Já recomposto fisicamente e com o coração mais aplacado, expliquei-lhe: — Ontem não apareceste e eu fiquei muito preocupado.
— Não apareci? Tu é que não apareceste, nem no liceu nem em S. Pedro — respondeu ela, com um olhar desconfiado que me apanhou de surpresa.
Então percebi tudo. Não passara de um desencontro em cadeia. Expliquei-lhe que queria surpreendê-la, que almoçara na cantina só para a ir buscar à saída e voltarmos juntos. Ela riu de forma graciosa, aquele riso que ilumina a rua toda.
— Então foi isso que aconteceu? Querias surpreender-me e foste surpreendido. Eu não tive a última aula, por isso saí mais cedo. Ainda passei à porta do teu liceu para ver se te via, mas era pouco provável, por isso voltei para casa sozinha, sem ti. Vês? Foi só isso.
— Ainda bem que nada te aconteceu. Fiquei mesmo muito preocupado. Não importam as horas que esperei por ti. Prometo que, de futuro, não te farei este tipo de surpresas; direi sempre as minhas intenções — respondi, sentindo um peso enorme sair-me dos ombros.
— Então estavas assim tão preocupado comigo? — disse ela, num tom tão meigo que me deixou completamente desarmado. Tive de desviar o olhar para esconder a emoção e o desejo súbito de a abraçar ali mesmo, à frente de todos.
— É verdade… promete-me que não voltas a preocupar-me — implorei, mesmo sabendo que a promessa era frágil num tempo em que não temos como nos chamar numa emergência.
Ela sorriu ternamente. Percebeu o que eu estava a sentir; deixei que as minhas emoções transbordassem e se tornassem visíveis. Naquele momento, eu era um livro aberto que ela podia desfolhar página a página, desvendando todos os segredos do meu coração.

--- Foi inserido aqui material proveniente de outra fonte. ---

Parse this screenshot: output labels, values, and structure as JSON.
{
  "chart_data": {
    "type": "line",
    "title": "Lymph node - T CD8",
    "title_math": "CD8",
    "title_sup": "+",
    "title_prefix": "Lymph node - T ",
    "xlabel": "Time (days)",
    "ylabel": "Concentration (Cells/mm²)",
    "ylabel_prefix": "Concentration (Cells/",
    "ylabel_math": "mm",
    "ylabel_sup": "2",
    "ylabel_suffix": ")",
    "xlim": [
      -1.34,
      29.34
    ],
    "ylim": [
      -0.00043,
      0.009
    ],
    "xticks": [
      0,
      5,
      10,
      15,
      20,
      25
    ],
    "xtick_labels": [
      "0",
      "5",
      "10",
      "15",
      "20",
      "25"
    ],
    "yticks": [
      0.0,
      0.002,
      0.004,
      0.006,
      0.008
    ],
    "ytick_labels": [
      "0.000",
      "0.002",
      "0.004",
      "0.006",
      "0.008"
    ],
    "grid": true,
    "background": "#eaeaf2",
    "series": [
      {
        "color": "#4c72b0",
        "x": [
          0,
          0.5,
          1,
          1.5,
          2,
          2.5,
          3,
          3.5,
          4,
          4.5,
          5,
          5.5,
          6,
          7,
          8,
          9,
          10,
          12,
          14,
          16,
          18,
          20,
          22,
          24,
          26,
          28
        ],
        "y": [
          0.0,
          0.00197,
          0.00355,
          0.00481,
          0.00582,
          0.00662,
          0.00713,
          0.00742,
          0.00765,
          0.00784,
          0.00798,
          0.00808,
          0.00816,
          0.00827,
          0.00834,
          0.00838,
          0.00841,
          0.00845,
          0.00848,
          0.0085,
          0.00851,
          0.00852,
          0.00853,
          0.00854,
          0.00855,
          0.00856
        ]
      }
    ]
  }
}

Chegámos ao Porto e prometemos novos encontros que, infelizmente, não íamos poder cumprir hoje, pois os nossos horários interpuseram-se à nossa vontade.
De volta a casa, o meu coração estava finalmente pacificado. O resto do dia fluiu como um pequeno ribeiro que corre calmamente entre as curvas de um vale sem horizonte.
A noite caiu e, com ela, levou o medo e a ansiedade que me roeram as horas. O silêncio, o céu estrelado e uma aragem fria vinda do norte são agora a minha companhia. Antes de cerrar os olhos, percebo que este susto foi o espelho da minha entrega: descobri que o meu maior medo não é a espera, mas o silêncio dela, e que saber que ela também me procurou é o que me dá solo para caminhar amanhã.